You should be aware that at first there could be the thrill of sex with a virtual stranger, which can be a welcome breath of fresh air. The other side of the coin is that there is the potential for you feeling unfulfilled.

  

Even those in these friends with benefits relationships need to ask a handful of questions before embarking on the adventure, such as will it be an exclusive liaison or will either of you be hooking up with other people? And what happens if the bond grows between you into more than just a sexual encounter?

Many romantic relationships fail because of two main factors, namely the excitement has waned or one of you no longer invests the time to spend as a happy couple.
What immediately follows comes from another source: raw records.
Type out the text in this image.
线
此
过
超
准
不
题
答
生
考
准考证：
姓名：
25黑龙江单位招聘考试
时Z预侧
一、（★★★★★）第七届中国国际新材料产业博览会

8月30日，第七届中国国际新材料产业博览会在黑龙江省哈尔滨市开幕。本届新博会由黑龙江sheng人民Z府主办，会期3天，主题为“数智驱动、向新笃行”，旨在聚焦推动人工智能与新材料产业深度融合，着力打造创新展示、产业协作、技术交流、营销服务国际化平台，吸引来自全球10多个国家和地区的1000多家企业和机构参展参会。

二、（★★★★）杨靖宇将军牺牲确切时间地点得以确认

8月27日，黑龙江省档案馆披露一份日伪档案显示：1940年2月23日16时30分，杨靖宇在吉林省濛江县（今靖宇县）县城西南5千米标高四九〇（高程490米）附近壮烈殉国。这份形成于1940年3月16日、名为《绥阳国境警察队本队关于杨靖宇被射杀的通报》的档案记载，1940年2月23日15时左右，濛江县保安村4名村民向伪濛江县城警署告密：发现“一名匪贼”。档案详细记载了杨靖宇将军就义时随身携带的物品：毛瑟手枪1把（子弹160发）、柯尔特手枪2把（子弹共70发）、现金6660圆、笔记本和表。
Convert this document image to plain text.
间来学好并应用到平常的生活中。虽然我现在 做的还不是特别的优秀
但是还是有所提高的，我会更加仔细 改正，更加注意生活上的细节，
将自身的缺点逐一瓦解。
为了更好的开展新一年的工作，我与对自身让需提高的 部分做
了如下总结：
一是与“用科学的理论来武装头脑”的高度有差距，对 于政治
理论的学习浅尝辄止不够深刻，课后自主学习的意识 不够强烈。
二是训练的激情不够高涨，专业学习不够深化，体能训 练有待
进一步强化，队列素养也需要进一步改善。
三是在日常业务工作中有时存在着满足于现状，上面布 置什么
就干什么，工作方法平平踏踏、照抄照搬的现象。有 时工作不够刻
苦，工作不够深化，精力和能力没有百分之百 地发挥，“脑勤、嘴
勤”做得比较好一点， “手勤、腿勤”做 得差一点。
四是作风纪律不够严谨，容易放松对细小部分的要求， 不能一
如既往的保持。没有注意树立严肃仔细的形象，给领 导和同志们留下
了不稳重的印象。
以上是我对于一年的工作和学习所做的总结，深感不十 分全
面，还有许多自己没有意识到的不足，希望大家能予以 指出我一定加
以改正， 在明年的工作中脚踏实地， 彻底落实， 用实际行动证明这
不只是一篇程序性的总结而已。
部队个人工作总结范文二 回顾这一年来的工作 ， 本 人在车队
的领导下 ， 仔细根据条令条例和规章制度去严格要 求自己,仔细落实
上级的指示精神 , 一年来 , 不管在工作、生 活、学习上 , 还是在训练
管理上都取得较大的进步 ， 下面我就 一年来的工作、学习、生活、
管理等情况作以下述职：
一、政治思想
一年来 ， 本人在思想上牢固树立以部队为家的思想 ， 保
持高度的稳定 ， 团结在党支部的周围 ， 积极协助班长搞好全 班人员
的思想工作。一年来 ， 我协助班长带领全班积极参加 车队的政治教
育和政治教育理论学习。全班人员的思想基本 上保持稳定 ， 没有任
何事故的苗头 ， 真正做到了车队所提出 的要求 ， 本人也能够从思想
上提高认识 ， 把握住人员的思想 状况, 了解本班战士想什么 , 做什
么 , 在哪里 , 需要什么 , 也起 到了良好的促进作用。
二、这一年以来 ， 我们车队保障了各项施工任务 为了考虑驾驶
Blistering sex happens to be one of the supreme aspects of being in a relationship, and as a sexual being then sharing pleasurable moments with someone special is remarkable.

Just because you have not found that special someone yet, and the Covid-19 pandemic has put a spanner in the works for many singletons, does not mean that you should give up seeking your Prince Charming nor resort to seeking instant gratification in this manner.

So much depends upon whether you are not interested in a fully blown commitment right now, but are yearning for your passionate juices to be flowing again.

As liberating as it would be to enjoy no strings attached sex, you need to ask yourself whether you would be happy regularly sleeping with a man that you do not find attractive.

If you like and trust a man that you consider to be hot who is interested in a friends with benefits arrangement, then you must set up some ground rules.

But first, how do you find him? I suggest that rather than looking in your own patch you start to scour the personals online and social media channels to test the water in other towns/cities.

There is an expression that you don’t pooh where you eat, so my advice is to venture to bigger places on your road to sexual discovery. You can easily find out what other men and women are considering, and once you scratch the surface will realise that you are not the only lady seeking some thrills.

  

Do not neglect the fact that the word friend is included in the friends with benefits title, so when you seek a suitor for this arrangement my advice is to find a personality match as well as a physical attraction. This new friend needs to respect you and your feelings otherwise do not get involved.

Sex is personal, so there should be no issue with you exploring one of the most fundamental aspects of being a human being.

Your friends and family are bound to consider your desire to be involved in such a shallow relationship as either inappropriate or promiscuous. I urge you to keep such a friends with benefits arrangement to yourself, although maybe mention to just two or three people you trust to be supportive.

Friends with benefits means that you will want to keep the experience hot and steamy. To start with lay down some common ground rules outside the bedroom, including the crucial question of how to end it if one of you stops feeling the connection.

At the end of the day all that matters is what would make you feel happy and fulfilled. If that is a friends with benefits partnership then start exploring the avenues to having a fling with a difference.